Researchers have come up with host-based security software that blocks distributed denial-of-service attacks without swamping the memory and CPU of the host machines.The filtering, called identity-based privacy-protected access control (IPCAF), can also prevent session hijacking, dictionary attacks and man-in-the-middle attacks, say researchers at Auburn University in their paper, “Modeling and simulations for Identity-Based Privacy-Protected Access Control Filter (IPCAF) capability to resist massive denial of service attacks.”
This new method is suggested as a replacement for IP-address filtering, which is sometimes used to block DDoS attacks but is problematic because IP addresses can be spoofed, says Chwan-Hwa “John” Wu, a professor of electrical and computer engineering at Auburn and lead author of the paper.
The method also greatly reduces the resources attacked machines have to expend in order to figure out whether requests are legitimate, he says.
Under IPCAF authorized users and the servers they try to reach receive a one-time user ID and password to authenticate to each other. After that they cooperate to generate pseudo IDs and packet-field values for each successive packet so packets get authenticated one at a time.
The receiving machines simply check the field value in each packet in order to decide whether to reject it. Only after the filter value checks out are more memory and CPU resources allocated to further process the packets, Wu says.
DDoS attacks can cripple access servers and disable resources needed by legitimate users, resulting in recent high-profile outages at Twitter and Bitbuket.
The major challenge to attacked machines is that they must commit memory and CPU resources to figuring out whether requests are legitimate. Separate appliances can sort out bad packets and proxy legitimate ones to the attacked machines, but that requires capital outlay for the devices and ongoing maintenance and management, he says.

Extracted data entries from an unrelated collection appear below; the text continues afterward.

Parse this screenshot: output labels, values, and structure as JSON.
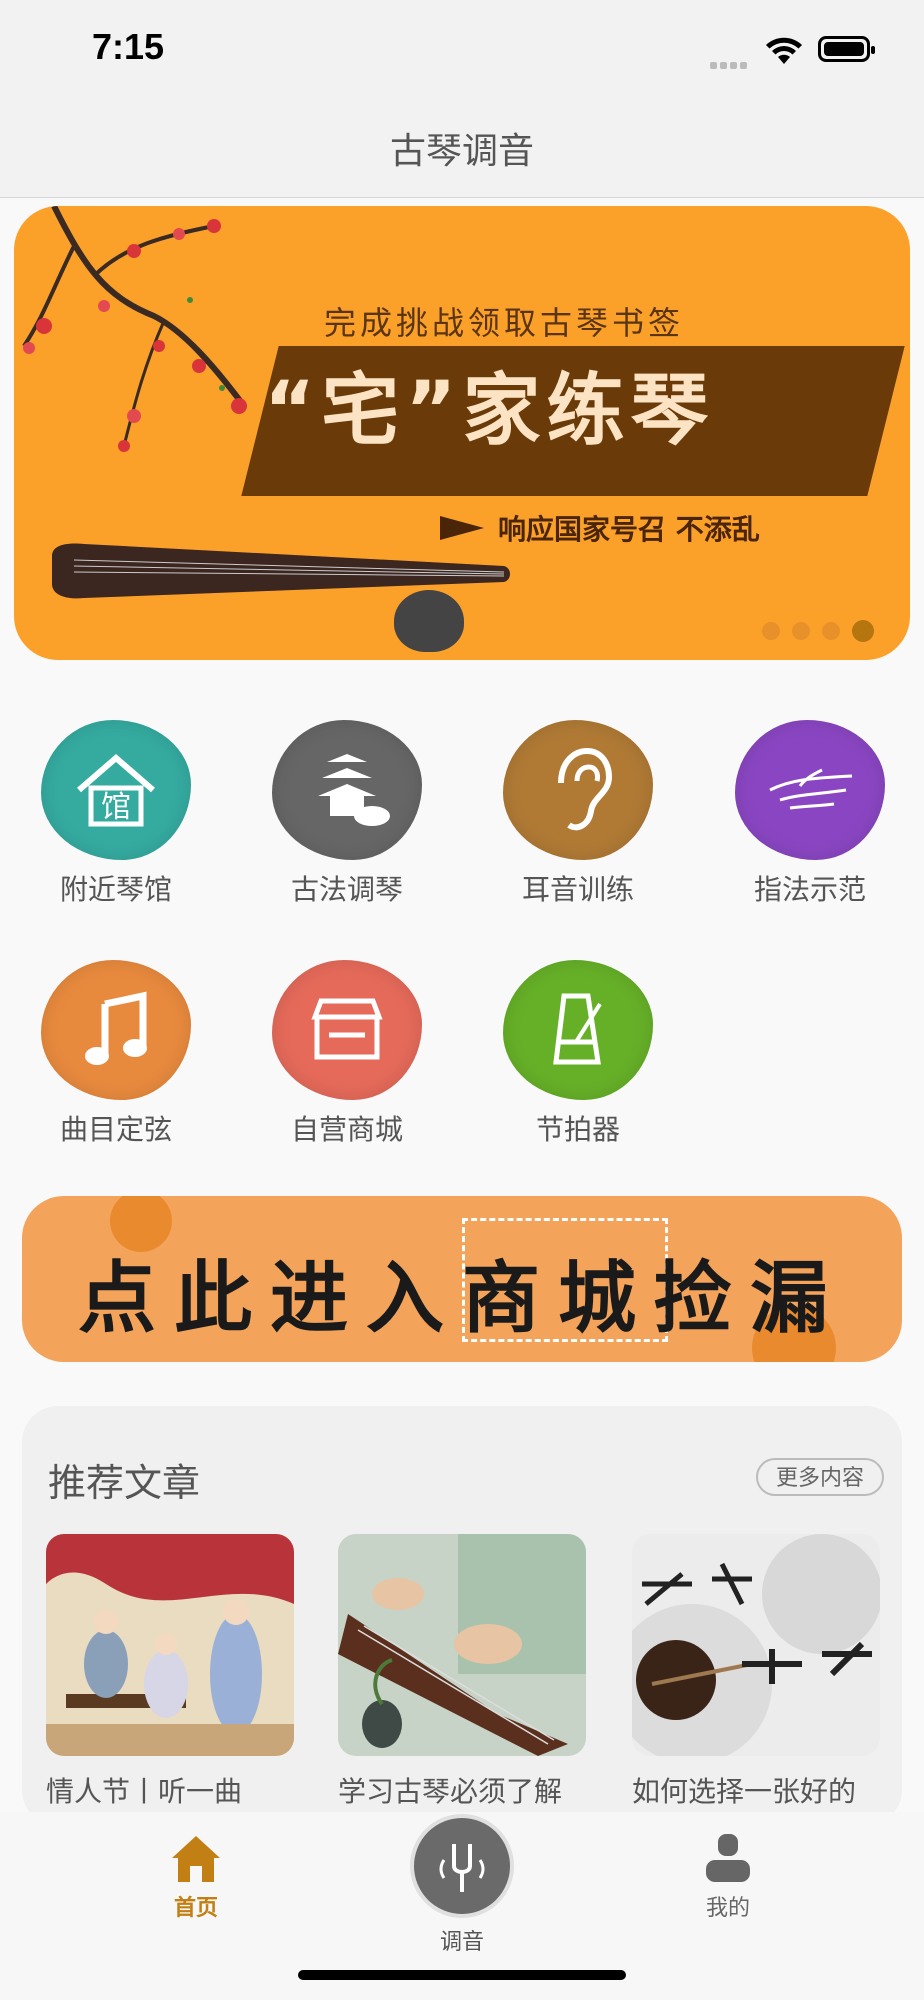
{
  "status": {
    "time": "7:15"
  },
  "nav": {
    "title": "古琴调音"
  },
  "banner": {
    "subtitle": "完成挑战领取古琴书签",
    "headline": "“宅”家练琴",
    "tagline": "响应国家号召 不添乱",
    "page_count": 4,
    "active_index": 3,
    "bg_color": "#fba12a"
  },
  "grid": {
    "items": [
      {
        "label": "附近琴馆",
        "icon": "guqin-hall-icon",
        "color": "#35aba0"
      },
      {
        "label": "古法调琴",
        "icon": "pagoda-icon",
        "color": "#666666"
      },
      {
        "label": "耳音训练",
        "icon": "ear-icon",
        "color": "#b07a35"
      },
      {
        "label": "指法示范",
        "icon": "hand-icon",
        "color": "#8a46c2"
      },
      {
        "label": "曲目定弦",
        "icon": "music-note-icon",
        "color": "#e88a3e"
      },
      {
        "label": "自营商城",
        "icon": "store-icon",
        "color": "#e56a5a"
      },
      {
        "label": "节拍器",
        "icon": "metronome-icon",
        "color": "#66b028"
      }
    ]
  },
  "mall": {
    "text": "点此进入商城捡漏"
  },
  "articles": {
    "title": "推荐文章",
    "more": "更多内容",
    "items": [
      {
        "title": "情人节丨听一曲"
      },
      {
        "title": "学习古琴必须了解"
      },
      {
        "title": "如何选择一张好的"
      }
    ]
  },
  "tabs": {
    "home": "首页",
    "tune": "调音",
    "mine": "我的",
    "active_color": "#c27f13"
  }
}
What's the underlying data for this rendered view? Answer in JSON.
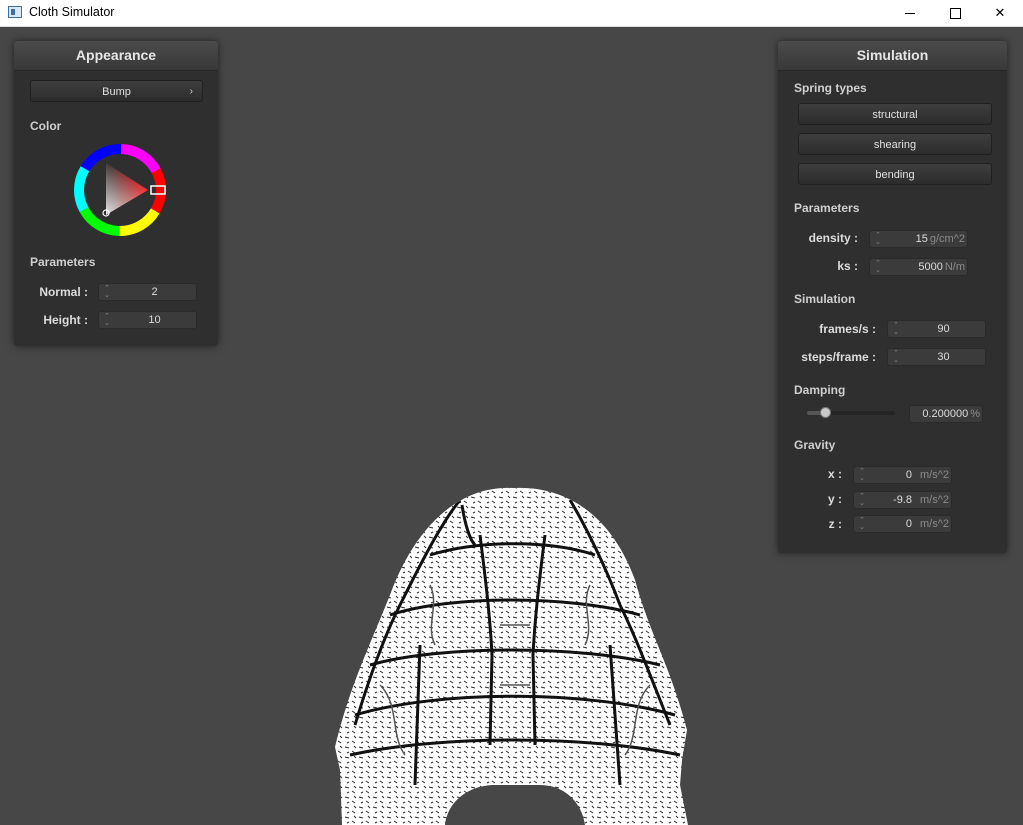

By contrast, IPCAF runs on servers and client machines and does its work with negligible impact on performance of the machines involved, he says. For instance, the CPU on a machine running IPCAF and processing legitimate requests during testing was 10.21 per cent. That rose to 11.78 per cent when the same machine was under attack, Wu says.
He says machines using Pentium-class processors can filter packets in 6 nanosec using IPCAF, whereas the same machines would take a few milliseconds to make the same decision using public key infrastructure. That’s about a million times slower with PKI. The significance is that the machines can get attack packets out of the way quickly before they start backing up and degrading response times to the point that users notice, Wu says.
To conserve processing power, IPCAF employs a lightweight hashing method — hash-based message authentication code (HMAC) — to generate the filter value it will use to authenticate each successive packet.
He says during lab tests, when a 10Gbps link to a server was filled with legitimate traffic and then with attack packets, network latency increased by 30 nanosec. “For humans, there is no difference,” he says. Users don’t sense the attack is underway, he says, and it remains possible for network security teams to trace the command and control center behind attacks.
Wu says the goal of the research is to create a commercial version of the software for use in business networks, but was uncertain when that might happen. He and his colleagues are still working on how their software might trace the source of attacks.